Ask the Expert Series: Skills, education, and the UK’s productivity puzzle: the relevance of place

Our Ask The Expert series, in association with the Economic and Social Research Council (ESRC), brings academic research on public policy into the heart of Westminster. In this Ask the Expert seminar, we were joined by Dr Maria Abreu, a regional economist and a University Lecturer at the Department of Land Economy, University of Cambridge.

The UK’s productivity gap with other OECD countries has worsened significantly since the financial crisis, with productivity growth that is either very low, or negative, relative to other countries. The overall productivity picture also obscures very significant regional differences, with London and the South-East performing relatively well, while other regions increasingly fall behind.

In this talk, Dr Maria Abreu presented an overview of the regional and spatial dimensions of the UK’s productivity puzzle, with a focus on skills and education. While the contribution of skills to productivity has been positive in both the pre- and post-crisis periods, there are significant regional deficiencies at all levels of skills acquisition. The talk covered regional skills mismatch and regional variations in the demand for skills. It will also introduce the work of the ESRC’s new Network+ initiative on productivity.

The SMF’s Director, James Kirkup, chaired the discussion.
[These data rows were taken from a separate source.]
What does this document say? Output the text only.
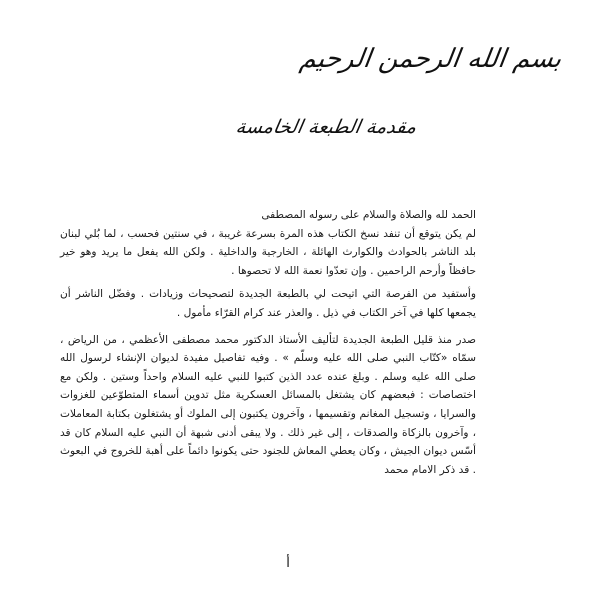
بسم الله الرحمن الرحيم
مقدمة الطبعة الخامسة

الحمد لله والصلاة والسلام على رسوله المصطفى

لم يكن يتوقع أن تنفد نسخ الكتاب هذه المرة بسرعة غريبة ، في سنتين فحسب ، لما بُلي لبنان بلد الناشر بالحوادث والكوارث الهائلة ، الخارجية والداخلية . ولكن الله يفعل ما يريد وهو خير حافظاً وأرحم الراحمين . وإن تعدّوا نعمة الله لا تحصوها .

وأستفيد من الفرصة التي اتيحت لي بالطبعة الجديدة لتصحيحات وزيادات . وفضّل الناشر أن يجمعها كلها في آخر الكتاب في ذيل . والعذر عند كرام القرّاء مأمول .

صدر منذ قليل الطبعة الجديدة لتأليف الأستاذ الدكتور محمد مصطفى الأعظمي ، من الرياض ، سمّاه «كتّاب النبي صلى الله عليه وسلّم » . وفيه تفاصيل مفيدة لديوان الإنشاء لرسول الله صلى الله عليه وسلم . وبلغ عنده عدد الذين كتبوا للنبي عليه السلام واحداً وستين . ولكن مع اختصاصات : فبعضهم كان يشتغل بالمسائل العسكرية مثل تدوين أسماء المتطوّعين للغزوات والسرايا ، وتسجيل المغانم وتقسيمها ، وآخرون يكتبون إلى الملوك أو يشتغلون بكتابة المعاملات ، وآخرون بالزكاة والصدقات ، إلى غير ذلك . ولا يبقى أدنى شبهة أن النبي عليه السلام كان قد أسّس ديوان الجيش ، وكان يعطي المعاش للجنود حتى يكونوا دائماً على أهبة للخروج في البعوث . قد ذكر الامام محمد

أ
You can watch a video of the talk here

About the speaker:
Dr Maria Abreu is a regional economist, working on topics relating to local labour markets, productivity, entrepreneurship, and migration. She is University Lecturer at the Department of Land Economy, University of Cambridge, and a Fellow of Pembroke College, as well as a Co-Investigator of the ESRC’s Productivity Network+, leading on the theme of skills.